In Ultimate Team you play games against the AI or real people to earn coins. Coins can be spent on players in the transfer market or packs. Packs can also be earned by playing the game to complete objectives, or doing puzzles called squad-building challenges. These packs are essentially loot boxes whereby you have a chance to get Mbappe, or Mo Salah but a much higher chance of getting multiple John Lundstrams. This game mode is FIFA’s version of Destiny, or Fortnite, where EA want you to keep playing the whole year round.
How they do that varies year on year and most years they do things to encourage you to open more packs, spend more coins and repeat the cycle. You see, you can buy packs, too. And boy, do people buy packs.
Spieltimes has taken a look at EA’s most recent financial report and the numbers are staggering. EA has earned in the first half of the current fiscal year $716 million from Ultimate Team alone. In the last financial year Ultimate Team modes accrued $1.38 billion, whilst actual product sales garnered only $568 million. There are Ultimate Team modes in the Madden and NHL games, too, but FIFA and the football version is the biggest component.
Wow. Now you can see how important loot boxes and microtransactions are to EA. Also, the Ultimate Team mode is utterly compelling, meaning they aren’t going to be giving it up anytime soon as aside from the earnings, people adore it. Let’s see how EA manages the crackdown on microtransactions around the world then, eh?
Conclusion Five: PUBG’s time has been and gone
There was a time when you couldn’t get away from PlayerUnknown’s Battlegrounds. It was considered the gold standard of battle royale games, and it kickstarted the whole craze around the genre. Of course, since then there have been numerous other titles which have jumped on the bandwagon, notably Fortnite which has become a sensation so huge that it’s embedded itself in popular culture.
But what of PUBG? The once ubiquitous shooter has found itself in the shadow of Epic’s behemoth, something which hasn’t been helped by a somewhat mediocre update schedule which failed to generate the kind of buzz that Fortnite has attracted.
This has unfortunately translated into a massive drop in players, as figures published on Talkesport highlighted this week. Back in January, PUBG’s concurrent players was at almost 1.6 million. In recent weeks, those numbers have fallen to just under 289,000 — an absolutely massive drop of 82% of its player base.
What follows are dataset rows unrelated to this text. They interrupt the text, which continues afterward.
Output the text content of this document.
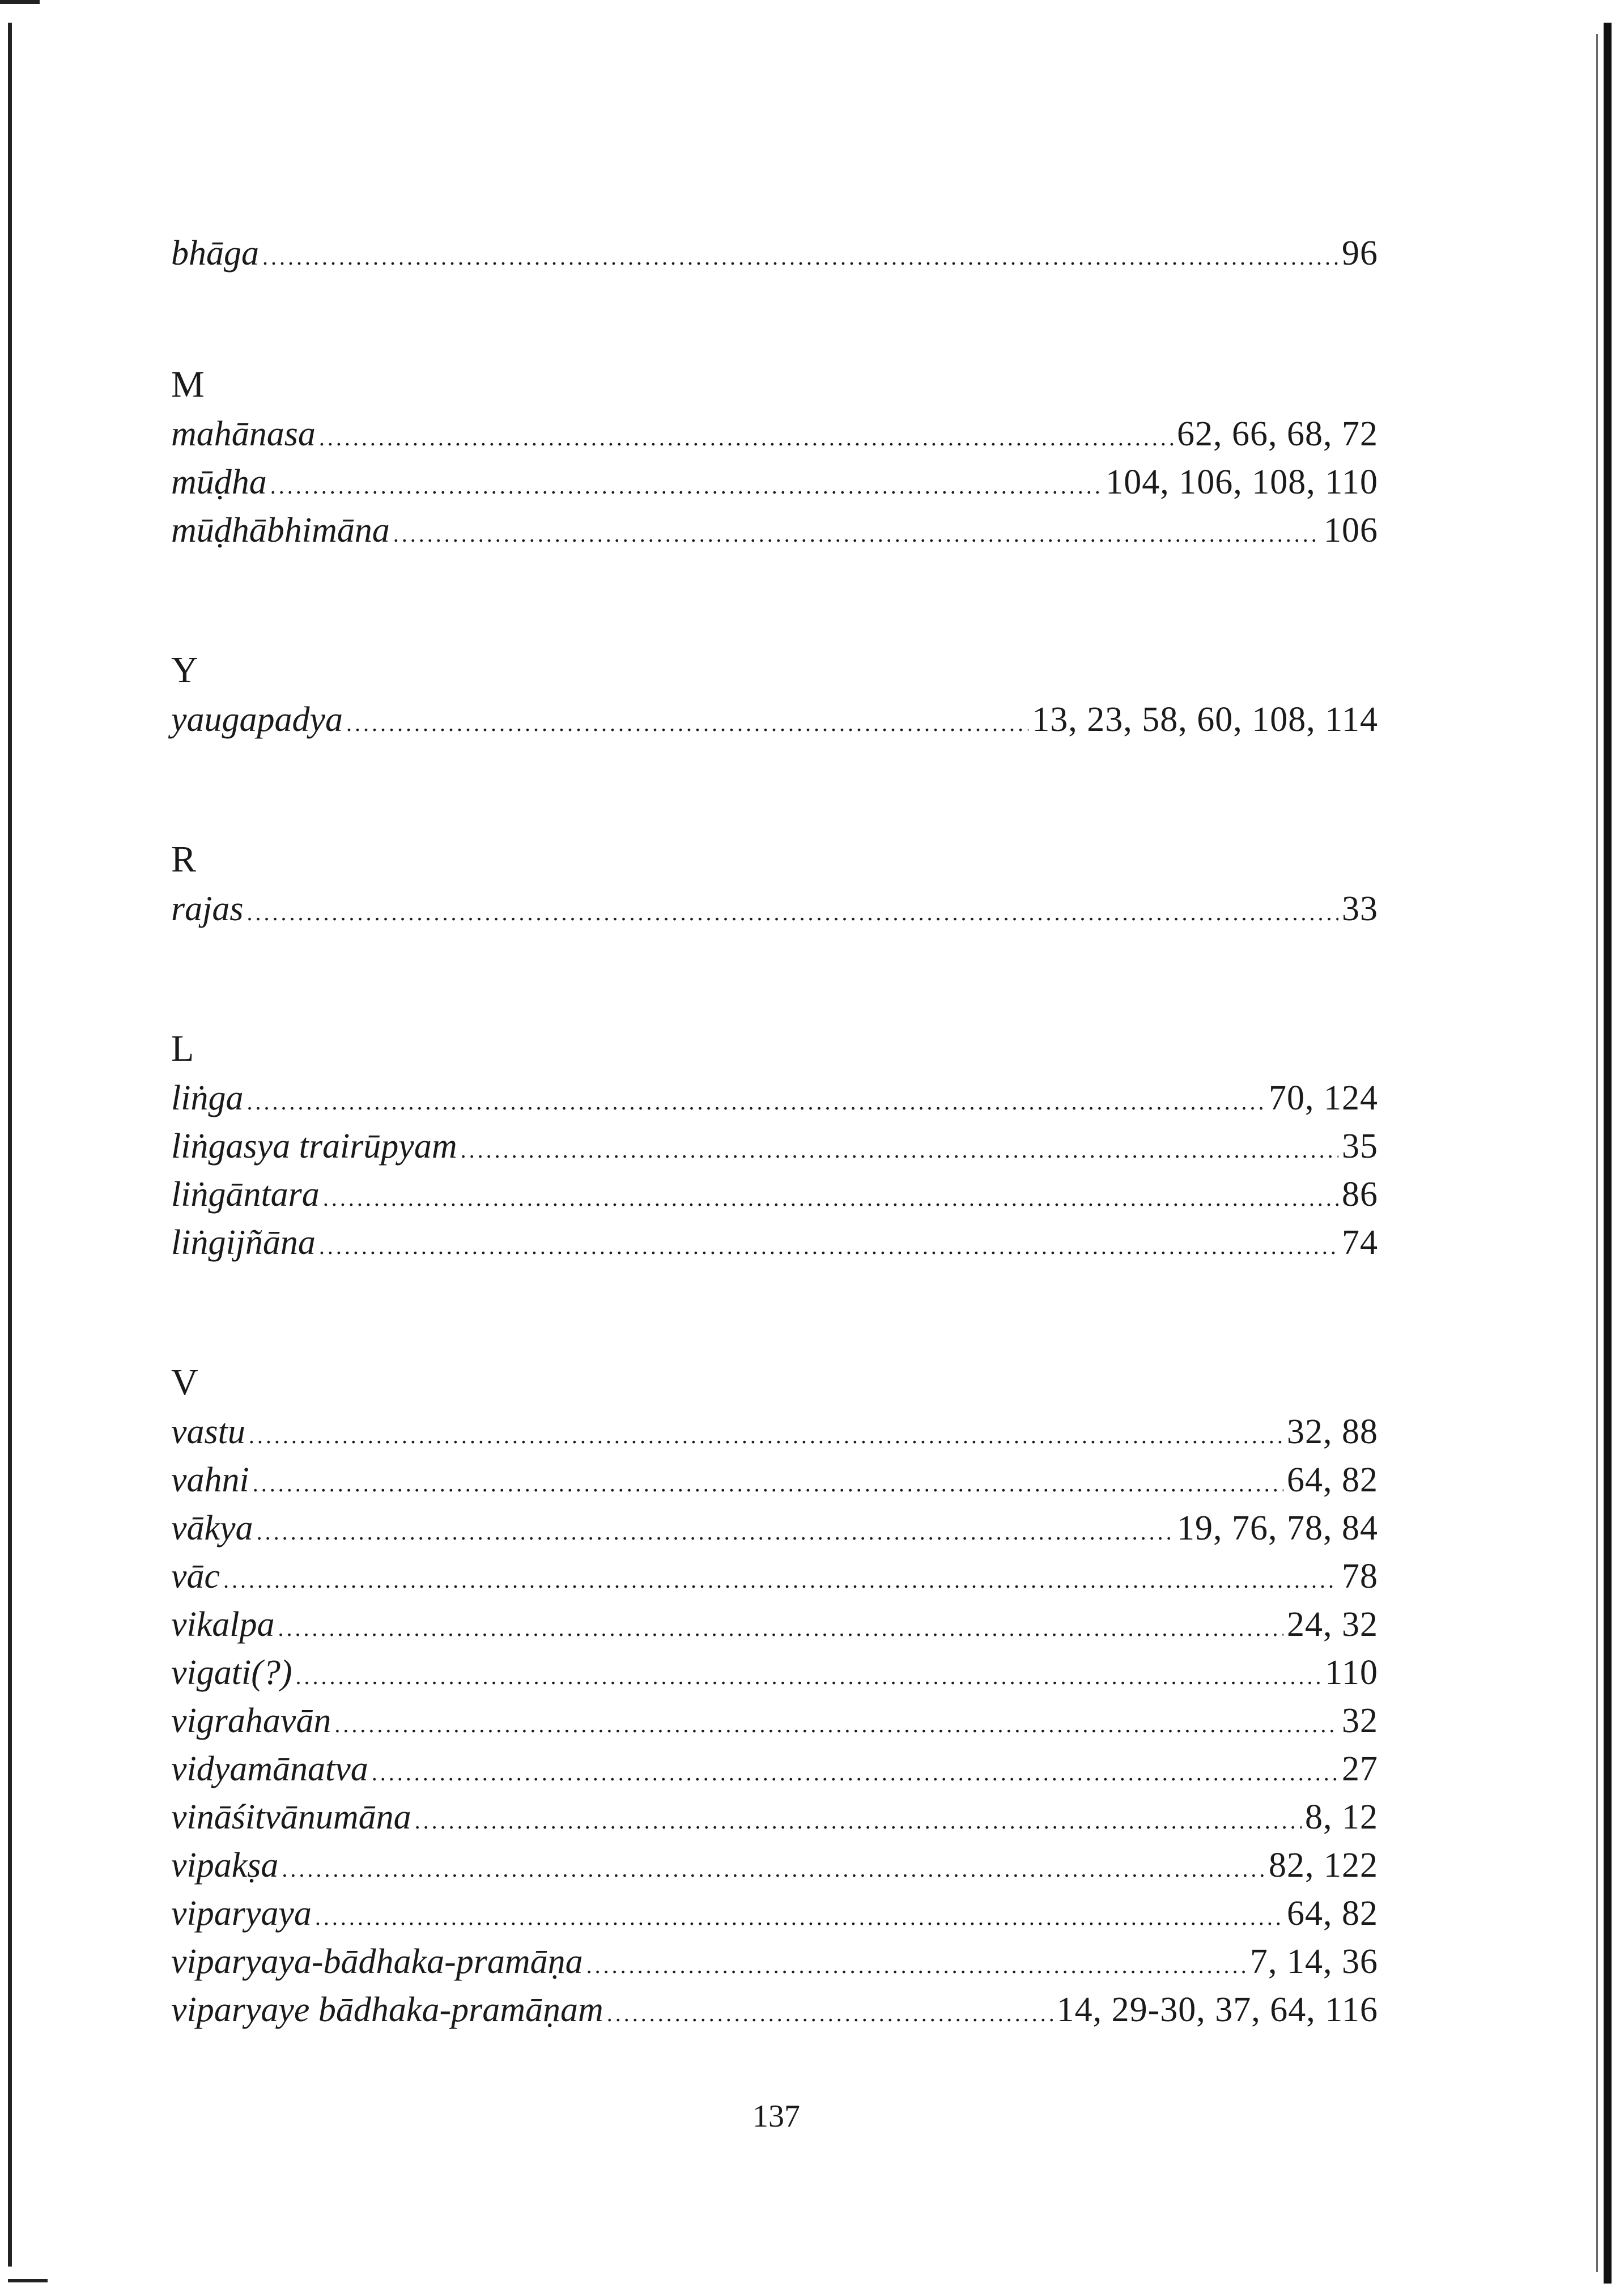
bhāga .....	96
M
mahānasa .....	62, 66, 68, 72
mūḍha .....	104, 106, 108, 110
mūḍhābhimāna .....	106
Y
yaugapadya .....	13, 23, 58, 60, 108, 114
R
rajas .....	33
L
liṅga .....	70, 124
liṅgasya trairūpyam .....	35
liṅgāntara .....	86
liṅgijñāna .....	74
V
vastu .....	32, 88
vahni .....	64, 82
vākya .....	19, 76, 78, 84
vāc .....	78
vikalpa .....	24, 32
vigati(?) .....	110
vigrahavān .....	32
vidyamānatva .....	27
vināśitvānumāna .....	8, 12
vipakṣa .....	82, 122
viparyaya .....	64, 82
viparyaya-bādhaka-pramāṇa .....	7, 14, 36
viparyaye bādhaka-pramāṇam .....	14, 29-30, 37, 64, 116
137
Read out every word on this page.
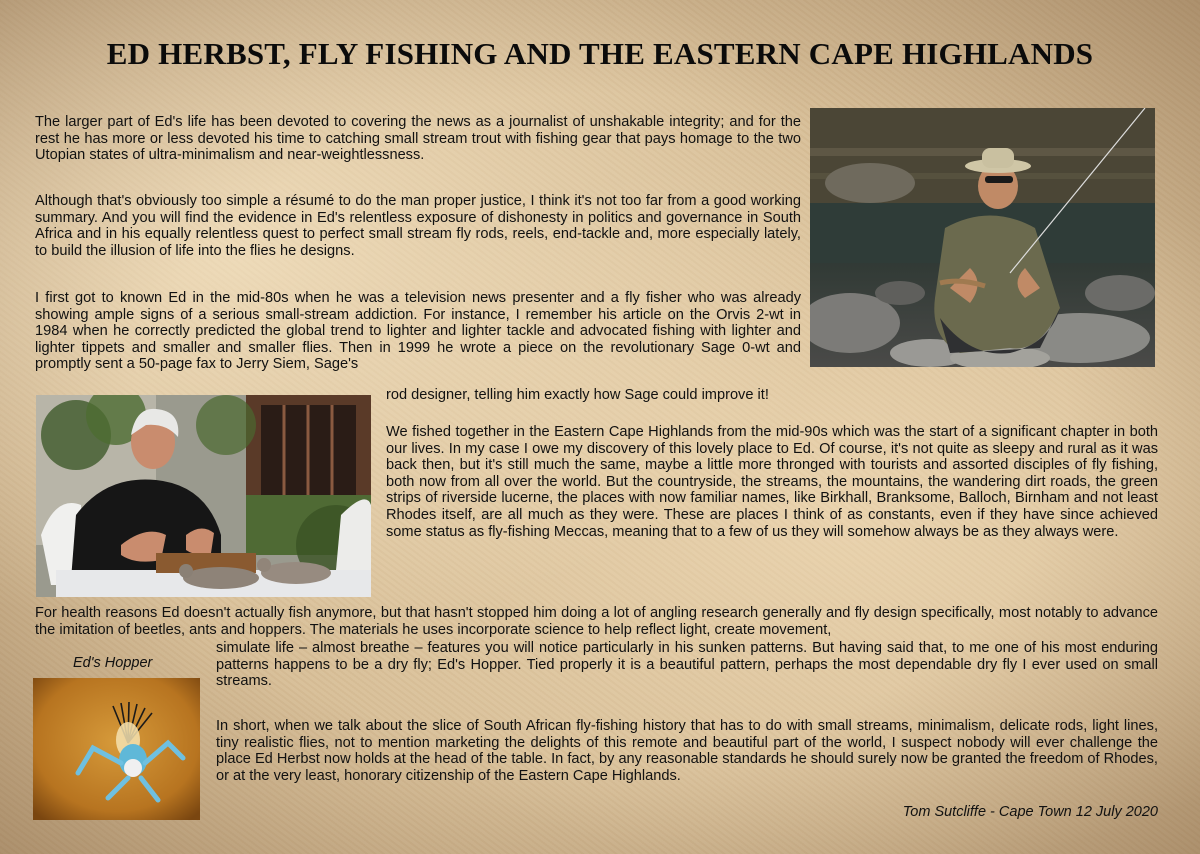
ED HERBST, FLY FISHING AND THE EASTERN CAPE HIGHLANDS
The larger part of Ed's life has been devoted to covering the news as a journalist of unshakable integrity; and for the rest he has more or less devoted his time to catching small stream trout with fishing gear that pays homage to the two Utopian states of ultra-minimalism and near-weightlessness.
Although that's obviously too simple a résumé to do the man proper justice, I think it's not too far from a good working summary. And you will find the evidence in Ed's relentless exposure of dishonesty in politics and governance in South Africa and in his equally relentless quest to perfect small stream fly rods, reels, end-tackle and, more especially lately, to build the illusion of life into the flies he designs.
I first got to known Ed in the mid-80s when he was a television news presenter and a fly fisher who was already showing ample signs of a serious small-stream addiction. For instance, I remember his article on the Orvis 2-wt in 1984 when he correctly predicted the global trend to lighter and lighter tackle and advocated fishing with lighter and lighter tippets and smaller and smaller flies. Then in 1999 he wrote a piece on the revolutionary Sage 0-wt and promptly sent a 50-page fax to Jerry Siem, Sage's
rod designer, telling him exactly how Sage could improve it!
We fished together in the Eastern Cape Highlands from the mid-90s which was the start of a significant chapter in both our lives. In my case I owe my discovery of this lovely place to Ed. Of course, it's not quite as sleepy and rural as it was back then, but it's still much the same, maybe a little more thronged with tourists and assorted disciples of fly fishing, both now from all over the world. But the countryside, the streams, the mountains, the wandering dirt roads, the green strips of riverside lucerne, the places with now familiar names, like Birkhall, Branksome, Balloch, Birnham and not least Rhodes itself, are all much as they were. These are places I think of as constants, even if they have since achieved some status as fly-fishing Meccas, meaning that to a few of us they will somehow always be as they always were.
For health reasons Ed doesn't actually fish anymore, but that hasn't stopped him doing a lot of angling research generally and fly design specifically, most notably to advance the imitation of beetles, ants and hoppers. The materials he uses incorporate science to help reflect light, create movement,
simulate life – almost breathe – features you will notice particularly in his sunken patterns. But having said that, to me one of his most enduring patterns happens to be a dry fly; Ed's Hopper. Tied properly it is a beautiful pattern, perhaps the most dependable dry fly I ever used on small streams.
In short, when we talk about the slice of South African fly-fishing history that has to do with small streams, minimalism, delicate rods, light lines, tiny realistic flies, not to mention marketing the delights of this remote and beautiful part of the world, I suspect nobody will ever challenge the place Ed Herbst now holds at the head of the table. In fact, by any reasonable standards he should surely now be granted the freedom of Rhodes, or at the very least, honorary citizenship of the Eastern Cape Highlands.
Ed's Hopper
Tom Sutcliffe - Cape Town 12 July 2020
Tencent bought a stake in PUBG some time ago (and wrapped up an awkward court case between developer Bluehole and Epic in whose Unreal Engine it also owns a stake), but despite its vast resources the Chinese firm has struggled to make PUBG competitive. The recent numbers don’t bode well for the game though, and unless something dramatic happens those battlegrounds may soon become wastelands — a potentially devastating end to a game which started a revolution.